TV content has been proven repeatedly to drive search behaviour and research from Ericsson has shown that 64% of people use a second screen to directly complement the content they are watching. The habitual use of a second screen while watching TV is on the rise, as eMarketer has shown that the number of people using a second screen to view information related to the content they are watching has risen by 34.8% from 2014 to 2016.
Further research has recently highlighted that advertising shown during lifestyle TV programming results in a 22% increase in engagement compared to other types of TV programmes. Here, we use some of our original research to take a look at how searches for holidays often reflect this trend as viewers are motivated to search for travel options based on the programmes they are watching.
Examples Of Second Screen Searches For Holidays
Second screen users are often motivated to search for topics based specifically on the dialogue spoken during a TV programme and the visuals displayed. At 6:30pm Saturday 12th November, “A Place In The Sun: Winter Sun” focused on two people looking for a property in Tenerife, and they were introduced as follows with the corresponding visuals:
Searches relating directly to Tenerife spiked just after the mention of the two people and the location were made, as the data below (taken from Google trends) shows:
Searches can also be prompted after watching TV programmes with links to other topics. On Friday November 4th, 4seven broadcast an episode of “A New Life In The Sun” and at 12:28 pm, the following visual was shown along with the following dialogue:
As the graph below shows, this resulted in a sharp rise in searches for “canary islands” at exactly the same time as the topic of relocating businesses to Spain was mentioned. This shows that viewers are often prompted to search for related topics as a result of TV content, meaning that those brands looking to benefit from the impact of second screen searchers should be aware of any semantic links a viewer may make with what’s on screen at any given point.
Viewer intent to research holiday options doesn’t have to be strong for search behaviour to be affected by TV content. Academics Robert Kubey and Mihaly Csikszentmihalyi theorised that watching television requires a certain amount of skill that viewers are often unaware of and this process of decoding information is crucial in terms of viewers being able to relate particular phrases or exchanges from a TV programme and act upon processing them.
During an episode of “Coronation Street” aired on Monday November 14th, one of the characters was offered a one-way ticket to Cancun as detailed in the script:
“A one—way ticket to the beautiful shores of Cancun. Yes.”
This resulted in a spike around the search term “Cancun” at 8:52pm:
Although viewers’ intent may not necessarily have been to search for holidays to Cancun, they nonetheless looked to find more information about the location. This shows that viewer intent is an important factor in second screen search behaviour but not the only factor in how it is performed.
One of the more important factors of second screen search behaviour is ensuring that an advert will drive traffic to your site rather than others. During an afternoon, a “First Choice” advert was shown on a variety of channels between 2:30pm and 4:11pm. However, despite the dialogue on TV specifically mentioning the brand – “…with so much included in a First Choice holiday…” – there were also spikes in searches for “holiday deals”:
This shows that advertisements are useful in terms of driving second screen searches but that these searches may not be brand specific. As a result, it is important to ensure that other brands don’t steal in and capitalise on the search earned by your advert. Consumer loyalty towards travel brands has been in decline for several years meaning that consumers are more interested in the easiest, cheapest deal rather than specifically looking for a recognisable brand.

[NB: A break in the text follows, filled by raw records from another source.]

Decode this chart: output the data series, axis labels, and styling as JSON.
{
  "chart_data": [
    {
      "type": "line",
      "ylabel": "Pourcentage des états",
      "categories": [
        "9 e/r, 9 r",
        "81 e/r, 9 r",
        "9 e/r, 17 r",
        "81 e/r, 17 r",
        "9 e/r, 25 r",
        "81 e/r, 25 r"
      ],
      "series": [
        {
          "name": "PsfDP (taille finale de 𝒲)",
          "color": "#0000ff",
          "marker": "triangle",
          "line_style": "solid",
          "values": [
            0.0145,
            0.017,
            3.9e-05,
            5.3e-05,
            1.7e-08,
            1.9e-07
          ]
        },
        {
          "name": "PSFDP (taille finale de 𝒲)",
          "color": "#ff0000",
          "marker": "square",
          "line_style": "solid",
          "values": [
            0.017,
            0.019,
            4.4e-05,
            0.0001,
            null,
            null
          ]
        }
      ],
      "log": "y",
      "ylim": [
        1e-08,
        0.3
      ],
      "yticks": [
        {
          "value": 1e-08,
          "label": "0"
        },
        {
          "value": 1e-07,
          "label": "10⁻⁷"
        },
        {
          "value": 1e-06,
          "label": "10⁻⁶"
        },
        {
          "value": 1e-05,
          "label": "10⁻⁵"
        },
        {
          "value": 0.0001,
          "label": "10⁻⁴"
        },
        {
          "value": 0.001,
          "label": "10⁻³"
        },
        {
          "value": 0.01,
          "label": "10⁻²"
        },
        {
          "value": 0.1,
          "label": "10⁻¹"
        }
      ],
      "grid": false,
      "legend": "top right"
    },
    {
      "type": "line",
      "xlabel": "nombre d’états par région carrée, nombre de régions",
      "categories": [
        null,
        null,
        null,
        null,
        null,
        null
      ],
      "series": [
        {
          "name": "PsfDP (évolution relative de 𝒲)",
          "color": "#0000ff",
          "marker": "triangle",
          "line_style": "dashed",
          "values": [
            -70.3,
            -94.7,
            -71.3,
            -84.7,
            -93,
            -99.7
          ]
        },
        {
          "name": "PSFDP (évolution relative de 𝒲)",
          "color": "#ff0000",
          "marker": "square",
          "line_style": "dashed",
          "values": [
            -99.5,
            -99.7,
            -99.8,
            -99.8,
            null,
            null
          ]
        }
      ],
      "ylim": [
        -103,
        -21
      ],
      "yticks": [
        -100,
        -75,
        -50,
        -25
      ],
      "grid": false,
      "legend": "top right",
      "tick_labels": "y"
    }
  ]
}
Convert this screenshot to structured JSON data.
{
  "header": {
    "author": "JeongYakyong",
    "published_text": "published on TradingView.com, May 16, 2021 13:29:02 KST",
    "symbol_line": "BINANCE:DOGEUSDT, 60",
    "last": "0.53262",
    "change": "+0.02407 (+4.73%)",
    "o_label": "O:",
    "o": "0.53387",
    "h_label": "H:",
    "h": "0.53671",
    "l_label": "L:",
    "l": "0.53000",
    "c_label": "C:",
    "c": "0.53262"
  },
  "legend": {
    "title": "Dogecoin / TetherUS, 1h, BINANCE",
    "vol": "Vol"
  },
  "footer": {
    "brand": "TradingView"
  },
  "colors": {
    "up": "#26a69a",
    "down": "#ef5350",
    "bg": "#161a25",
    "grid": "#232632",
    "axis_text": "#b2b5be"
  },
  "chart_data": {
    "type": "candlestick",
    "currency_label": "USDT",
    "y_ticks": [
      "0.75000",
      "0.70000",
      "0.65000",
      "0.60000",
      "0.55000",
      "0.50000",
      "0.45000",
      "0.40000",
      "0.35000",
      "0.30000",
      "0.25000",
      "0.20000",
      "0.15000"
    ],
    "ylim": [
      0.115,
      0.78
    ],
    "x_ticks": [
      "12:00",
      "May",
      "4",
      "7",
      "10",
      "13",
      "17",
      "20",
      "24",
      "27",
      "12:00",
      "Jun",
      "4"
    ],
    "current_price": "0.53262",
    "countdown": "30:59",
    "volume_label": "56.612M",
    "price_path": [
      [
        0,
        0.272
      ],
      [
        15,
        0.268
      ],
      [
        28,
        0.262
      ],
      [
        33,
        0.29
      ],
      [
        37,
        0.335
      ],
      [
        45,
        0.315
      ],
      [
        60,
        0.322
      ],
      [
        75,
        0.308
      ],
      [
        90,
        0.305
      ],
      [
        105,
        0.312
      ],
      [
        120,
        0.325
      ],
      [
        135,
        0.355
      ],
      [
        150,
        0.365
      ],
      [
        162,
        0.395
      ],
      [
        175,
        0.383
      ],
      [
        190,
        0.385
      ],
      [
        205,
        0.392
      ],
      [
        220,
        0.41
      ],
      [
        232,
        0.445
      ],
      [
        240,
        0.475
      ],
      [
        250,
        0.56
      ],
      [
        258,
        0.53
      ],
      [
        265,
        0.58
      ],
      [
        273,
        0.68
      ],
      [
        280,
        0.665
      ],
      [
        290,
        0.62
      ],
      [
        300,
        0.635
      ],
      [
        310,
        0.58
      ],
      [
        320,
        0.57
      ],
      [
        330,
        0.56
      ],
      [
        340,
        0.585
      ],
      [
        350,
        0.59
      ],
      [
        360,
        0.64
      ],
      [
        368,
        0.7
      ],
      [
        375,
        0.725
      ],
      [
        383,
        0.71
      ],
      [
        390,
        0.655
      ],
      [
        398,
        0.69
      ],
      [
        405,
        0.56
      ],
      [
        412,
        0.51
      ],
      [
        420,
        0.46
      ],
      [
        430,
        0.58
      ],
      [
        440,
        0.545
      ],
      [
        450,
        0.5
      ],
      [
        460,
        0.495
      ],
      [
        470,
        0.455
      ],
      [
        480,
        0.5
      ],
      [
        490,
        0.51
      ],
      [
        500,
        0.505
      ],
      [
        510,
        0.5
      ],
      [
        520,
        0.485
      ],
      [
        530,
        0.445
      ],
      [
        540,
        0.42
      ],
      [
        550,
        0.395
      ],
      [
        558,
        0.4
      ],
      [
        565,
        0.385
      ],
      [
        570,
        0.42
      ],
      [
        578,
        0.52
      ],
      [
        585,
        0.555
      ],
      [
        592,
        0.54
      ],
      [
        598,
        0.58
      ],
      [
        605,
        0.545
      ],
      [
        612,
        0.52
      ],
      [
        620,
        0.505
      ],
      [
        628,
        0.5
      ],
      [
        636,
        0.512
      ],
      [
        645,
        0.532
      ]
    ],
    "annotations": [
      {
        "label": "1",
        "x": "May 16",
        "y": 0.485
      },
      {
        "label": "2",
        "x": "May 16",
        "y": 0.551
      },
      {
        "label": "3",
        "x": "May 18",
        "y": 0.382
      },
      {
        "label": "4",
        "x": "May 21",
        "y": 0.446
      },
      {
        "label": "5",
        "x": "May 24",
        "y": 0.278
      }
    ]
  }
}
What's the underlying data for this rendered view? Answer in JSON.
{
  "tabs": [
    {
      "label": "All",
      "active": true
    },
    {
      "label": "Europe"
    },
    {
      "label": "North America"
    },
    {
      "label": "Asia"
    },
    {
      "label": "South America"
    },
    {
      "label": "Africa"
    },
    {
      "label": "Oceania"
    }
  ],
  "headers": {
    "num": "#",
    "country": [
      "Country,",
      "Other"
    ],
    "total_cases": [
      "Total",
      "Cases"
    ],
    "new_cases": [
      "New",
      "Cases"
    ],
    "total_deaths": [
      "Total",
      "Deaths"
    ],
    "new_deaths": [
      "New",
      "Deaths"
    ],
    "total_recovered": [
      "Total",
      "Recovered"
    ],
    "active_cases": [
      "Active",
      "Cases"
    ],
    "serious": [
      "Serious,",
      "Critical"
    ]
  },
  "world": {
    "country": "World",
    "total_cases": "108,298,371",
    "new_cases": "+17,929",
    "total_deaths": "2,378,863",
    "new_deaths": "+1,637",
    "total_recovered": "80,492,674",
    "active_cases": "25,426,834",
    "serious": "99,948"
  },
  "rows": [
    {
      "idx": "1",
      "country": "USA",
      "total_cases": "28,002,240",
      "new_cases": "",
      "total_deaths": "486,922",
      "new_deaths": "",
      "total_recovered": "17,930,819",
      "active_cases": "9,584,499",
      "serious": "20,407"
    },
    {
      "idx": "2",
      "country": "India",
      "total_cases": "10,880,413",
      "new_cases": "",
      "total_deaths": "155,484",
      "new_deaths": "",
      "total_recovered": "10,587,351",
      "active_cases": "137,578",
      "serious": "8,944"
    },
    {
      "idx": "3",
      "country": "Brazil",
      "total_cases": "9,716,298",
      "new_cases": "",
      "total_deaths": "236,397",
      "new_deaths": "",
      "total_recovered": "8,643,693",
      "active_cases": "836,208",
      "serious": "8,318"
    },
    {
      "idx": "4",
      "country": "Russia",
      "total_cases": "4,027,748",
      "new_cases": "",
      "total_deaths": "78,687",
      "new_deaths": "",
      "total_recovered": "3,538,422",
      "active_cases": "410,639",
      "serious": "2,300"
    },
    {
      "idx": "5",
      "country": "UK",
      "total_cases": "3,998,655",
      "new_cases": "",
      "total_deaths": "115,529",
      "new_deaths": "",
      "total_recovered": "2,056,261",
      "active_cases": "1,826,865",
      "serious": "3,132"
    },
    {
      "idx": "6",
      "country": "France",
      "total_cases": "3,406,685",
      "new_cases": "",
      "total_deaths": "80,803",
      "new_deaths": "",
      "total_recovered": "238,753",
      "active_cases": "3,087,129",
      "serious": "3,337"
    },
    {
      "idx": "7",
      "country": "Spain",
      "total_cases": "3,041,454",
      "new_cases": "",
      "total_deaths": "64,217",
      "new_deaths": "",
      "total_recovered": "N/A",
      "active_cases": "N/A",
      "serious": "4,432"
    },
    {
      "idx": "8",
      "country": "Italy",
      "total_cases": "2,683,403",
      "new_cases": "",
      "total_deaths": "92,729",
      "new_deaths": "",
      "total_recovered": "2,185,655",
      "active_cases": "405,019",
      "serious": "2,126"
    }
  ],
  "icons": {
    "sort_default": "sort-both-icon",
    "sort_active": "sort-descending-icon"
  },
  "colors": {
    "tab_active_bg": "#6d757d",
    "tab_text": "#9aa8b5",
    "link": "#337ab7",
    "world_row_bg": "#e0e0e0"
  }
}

The type of holiday being advertised can also be a factor in the same manner. During an Expedia advert on Channel 4 for short holidays, a spike was observed for searches for “short breaks”:
Once again the importance of understanding the specific search terms a viewer will use is vital as this will enable you to target certain phrases upon which your search ads can be triggered.
Second screen search behaviour is heavily influenced by TV content, and within the travel industry, it is important to remember that viewers are more flexible than ever due to the wide variety of comparison sites. Therefore it is imperative that sites are ready for mentions of related topics on television in order to capitalise on the moment at which a potential customer decides to search.